1928 - Alderson High School - 1968


David Shields 08

Many people will differ with the views I'm about to express here, up to and including my prediction that Barack Obama is going to be elected the next President of the United States. The major exception though will be taken with my notion that "white guilt" will best explain this historic event if it indeed happens.

Now I've enclosed "white guilt" in quotation marks for a reason. First, I'm not real sure this is the proper name for the psychosocial dynamic that's at play in this election, but this is the term most used by commentators, both black and white, who slosh around in this funky subject so I'll employ it also.

Moreover, I'm not plowing new ground here by any means. As it relates to this election, "white guilt" and the role it may or may not be playing in the current presidential race has been fodder for pundits' grist mill since it became clear that Obama would be the Democratic nominee. For that matter, the concept attendant to the term has been bandied about throughout the political and cultural spectrum ever since the Civil Rights movement in the 1960's. But I've seen very few essays or columns on the subject that weren't tainted by personal bias, which, in all honesty, is probably driving me, too. In any event, here it is.

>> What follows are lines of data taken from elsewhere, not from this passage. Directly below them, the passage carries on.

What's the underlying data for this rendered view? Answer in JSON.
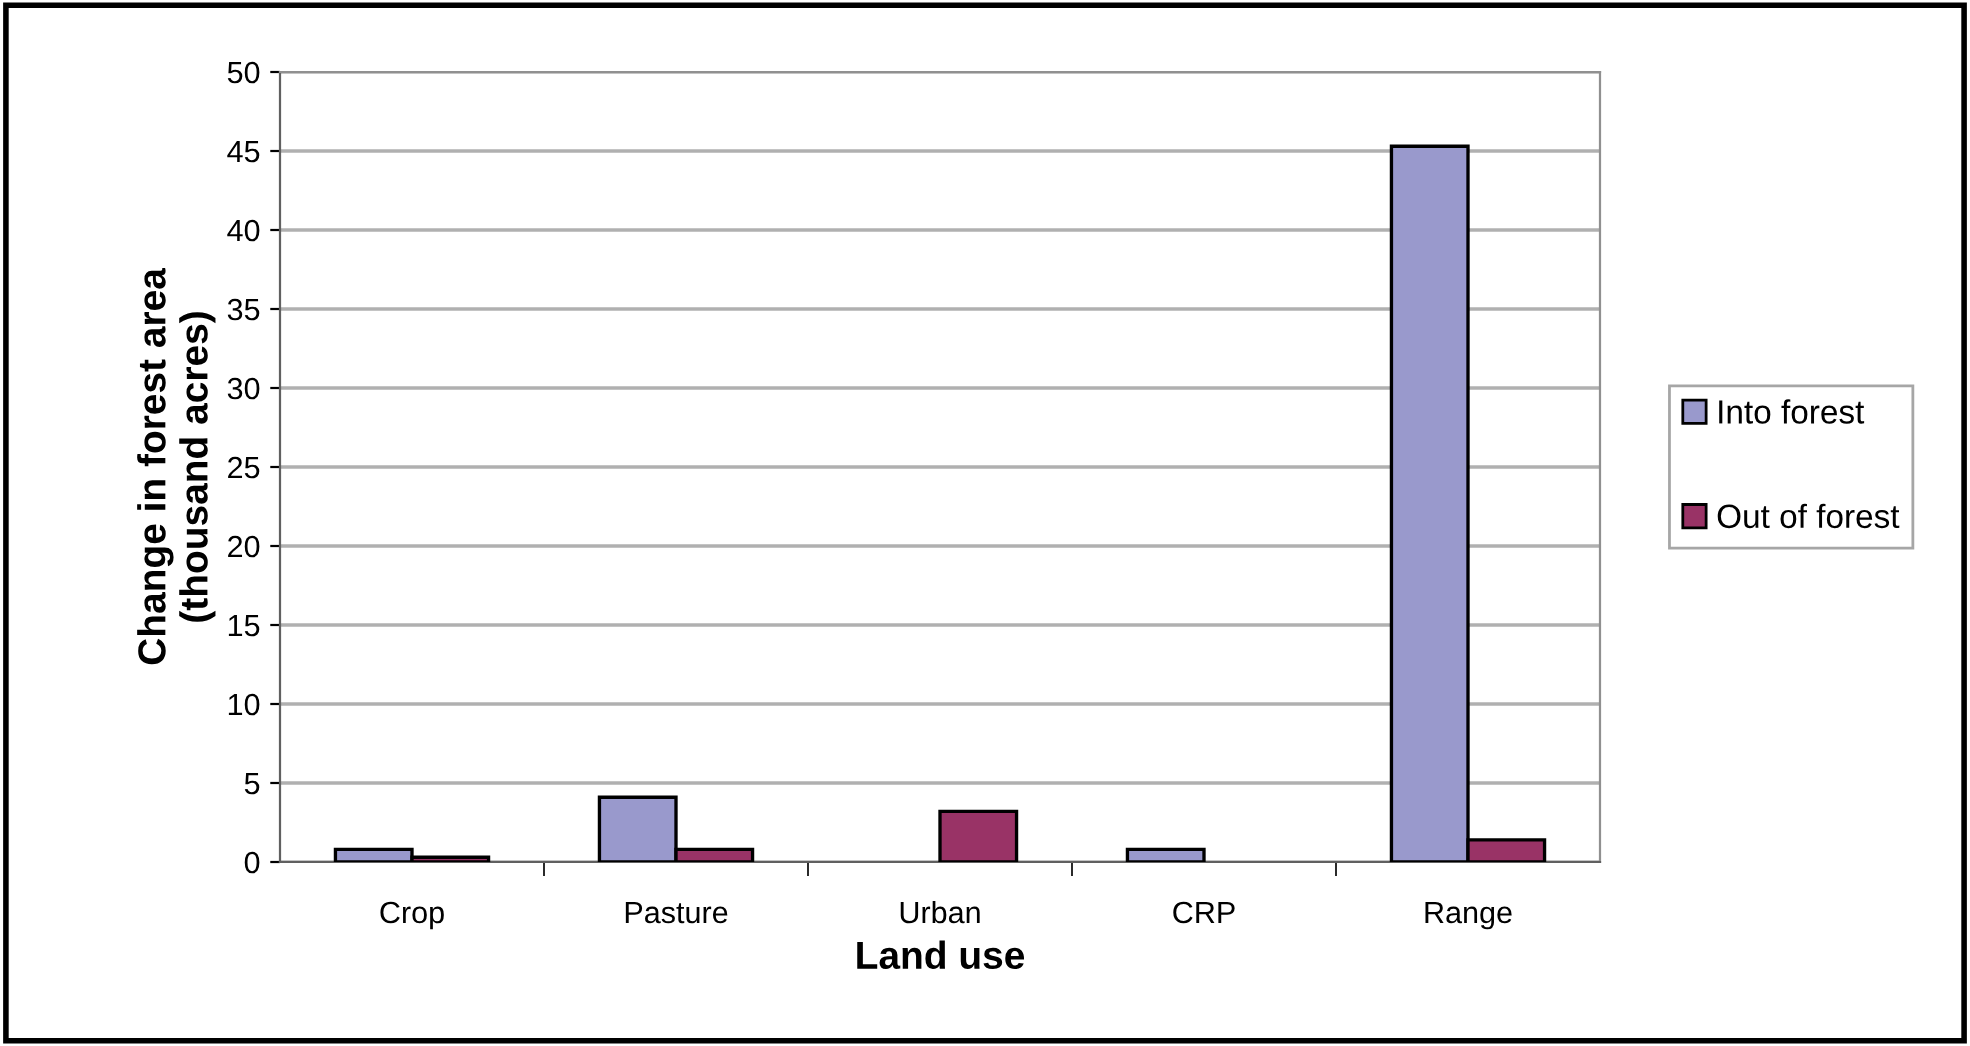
{
  "chart_data": {
    "type": "bar",
    "xlabel": "Land use",
    "ylabel": "Change in forest area\n(thousand acres)",
    "categories": [
      "Crop",
      "Pasture",
      "Urban",
      "CRP",
      "Range"
    ],
    "series": [
      {
        "name": "Into forest",
        "color": "#9999cc",
        "values": [
          0.8,
          4.1,
          null,
          0.8,
          45.3
        ]
      },
      {
        "name": "Out of forest",
        "color": "#993366",
        "values": [
          0.3,
          0.8,
          3.2,
          null,
          1.4
        ]
      }
    ],
    "ylim": [
      0,
      50
    ],
    "yticks": [
      0,
      5,
      10,
      15,
      20,
      25,
      30,
      35,
      40,
      45,
      50
    ],
    "grid": "y",
    "legend": "right"
  }
}
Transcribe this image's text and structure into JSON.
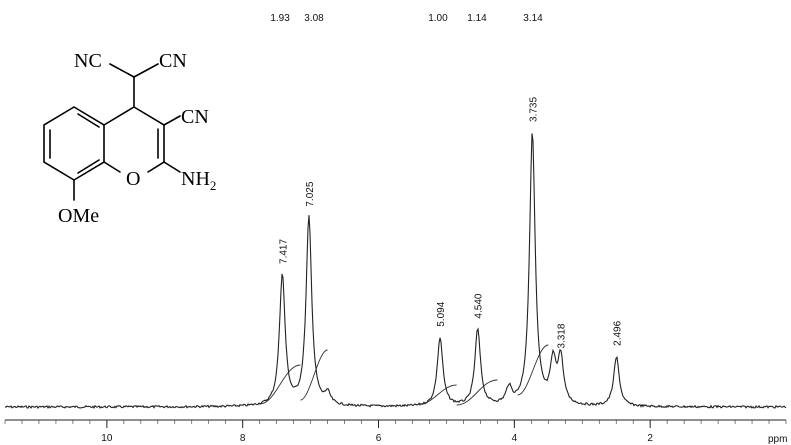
{
  "chart_data": {
    "type": "line",
    "title": "",
    "xlabel": "ppm",
    "ylabel": "",
    "xlim": [
      11.5,
      0
    ],
    "x_reversed": true,
    "xticks": [
      10,
      8,
      6,
      4,
      2
    ],
    "grid": false,
    "peaks": [
      {
        "ppm": 7.417,
        "label": "7.417",
        "height": 0.48
      },
      {
        "ppm": 7.025,
        "label": "7.025",
        "height": 0.69
      },
      {
        "ppm": 5.094,
        "label": "5.094",
        "height": 0.25
      },
      {
        "ppm": 4.54,
        "label": "4.540",
        "height": 0.28
      },
      {
        "ppm": 3.735,
        "label": "3.735",
        "height": 1.0
      },
      {
        "ppm": 3.318,
        "label": "3.318",
        "height": 0.17
      },
      {
        "ppm": 2.496,
        "label": "2.496",
        "height": 0.18
      }
    ],
    "minor_peaks": [
      {
        "ppm": 3.43,
        "height": 0.15
      },
      {
        "ppm": 4.08,
        "height": 0.06
      },
      {
        "ppm": 6.75,
        "height": 0.04
      }
    ],
    "integrals": [
      {
        "ppm_start": 7.75,
        "ppm_end": 7.15,
        "value": "1.93"
      },
      {
        "ppm_start": 7.15,
        "ppm_end": 6.75,
        "value": "3.08"
      },
      {
        "ppm_start": 5.4,
        "ppm_end": 4.85,
        "value": "1.00"
      },
      {
        "ppm_start": 4.85,
        "ppm_end": 4.25,
        "value": "1.14"
      },
      {
        "ppm_start": 3.95,
        "ppm_end": 3.5,
        "value": "3.14"
      }
    ]
  },
  "structure": {
    "labels": {
      "nc": "NC",
      "cn_top": "CN",
      "cn_ring": "CN",
      "o": "O",
      "nh2": "NH",
      "nh2_sub": "2",
      "ome": "OMe"
    }
  }
}
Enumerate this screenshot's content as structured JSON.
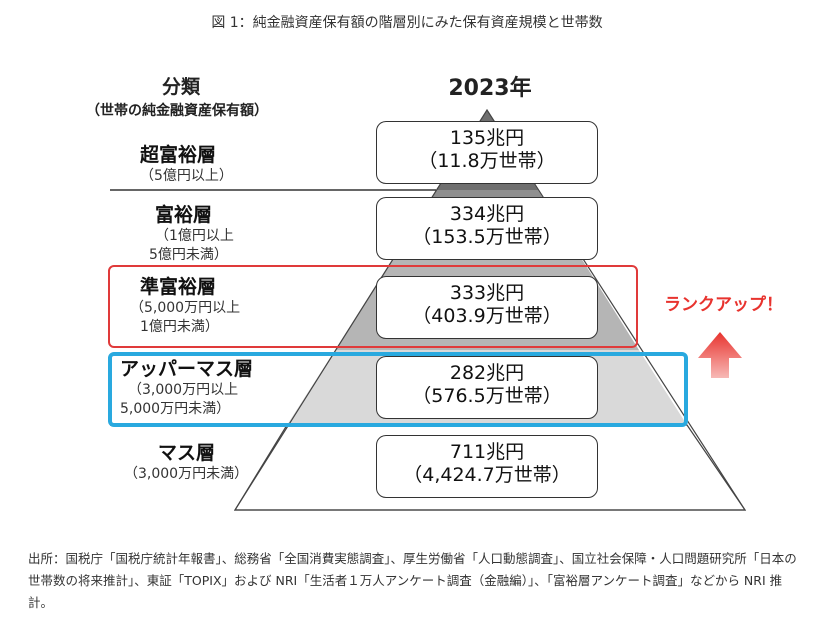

Ever since Obama emerged from the Iowa caucuses with such a strong showing, I've felt that the American electorate was not only going to make him the Democratic nominee but they were going to elect him President as well. When the mainstream media embraced him and began refusing to hold him to any semblance of a hard standard of accountability I was wholly convinced and began saying so publicly. If I'm right, the looming question, of course, is "Why?"

After all, it is true that Barack Obama presents with very few of the traditional credentials apart from a quick wit and high degree of intelligence. He is a quick study and without a doubt is blessed with an extraordinary psychosocial insight, which is a fancy way of saying he can read the lay of the pasture quickly and move around in it and on it without stepping in the cow pies. These skills have always served a President well and the lack of them the anchor that drowned the also-ran.

Obama’s opponents apparently fail to recognize the empty suit, of course, for they’ve spent far too little time and energy on trying to exploit it. They have instead tried to discredit him by calling him names and trying to tie him to unsavory people and organizations. This strategy has failed, and for good reason if my “white guilt” theory is actually at play, which I believe it is.

In fact, this effort to diminish Obama’s right to be President by calling him names and trying to hang garbage around his neck because of his birth and affiliations has been interpreted as racism. And it may be in terms of present day definitions of racism. In any case, that strategy has failed and will continue to fail and does more than anything else to put wind beneath the wings of that very real dynamic in America that we call, for the lack of a better term, "white guilt."

In other words, the hordes of Americans who have rejected the legitimacy of racism as propriety will, under no circumstances, let such “nonsense” diminish Obama’s right to be President. Let me explain: something is propriety when it is accepted as the norm, the expected, even the decent thing to do. And make no mistake, racism and the practice thereof was a propriety for many, many years not only in the Deep South but throughout America. Drinking from the same water fountain, eating at the same table, attending the same schools, being in the same social setting and so forth with a Negro was, at one time, not accepted behavior. In other words, it was thought to be indecent in polite company and it was the decent white person’s perceived duty to shield the poor Negro from such awkward experiences.

Through the civil rights movement and the attendant cultural changes that have taken place in the last half century the table has become completely reversed. The forces of racial propriety have changed completely. It is no longer a "decent" practice. In fact, most white folks now go to great lengths to avoid the stigmatization of being called racist. They may be deep down, but the pressure is there not to appear racist. In fact, white individuals and American institutions must perpetually prove they are not racist to gain enough authority to function these days. White America, despite a plethora of denials from a diverse array of thinkers, is heavily burdened by this phenomenon generally referred to as “white guilt.” Whether or not it is warranted hardly seems to matter. It is, in my view, what this election will turn on.

Therefore, my guess is, Americans will take the current racial propriety to the voting booth and elect Barack Obama President with no regard to the consequences. It's that important to them, and Virginia Congressman Tom Davis was probably right when he said something to the effect that white Americans could rid themselves of 400 years of guilt by voting for Obama. I’m not sure that bodes well for black Americans, but they no doubt are wholly convinced that it beats the hell out of what they’ve had.

And more along that line, it may not be the right thing to do for the country, but given what's going on with the economy at the moment not many white folks are going to believe it could be any worse either and they’re likely to do what they’ve always done whenever the economy was tanking: "kicked the bums out!" This time, they not only can exact revenge, they get atonement, too. How can you beat that?

In short, a vast majority of black voters are going to vote for Obama for no other reason than he is black (or half-black), but many, many whites are going to vote for Obama also for the same reason. That’s what I believe and I’ve bet on it. Others believe that when white Americans go alone into that voting booth the old propriety will well up from somewhere deep in their psyche and pull the lever for the “old white guy and the hot chick.” May be, but I don’t think so.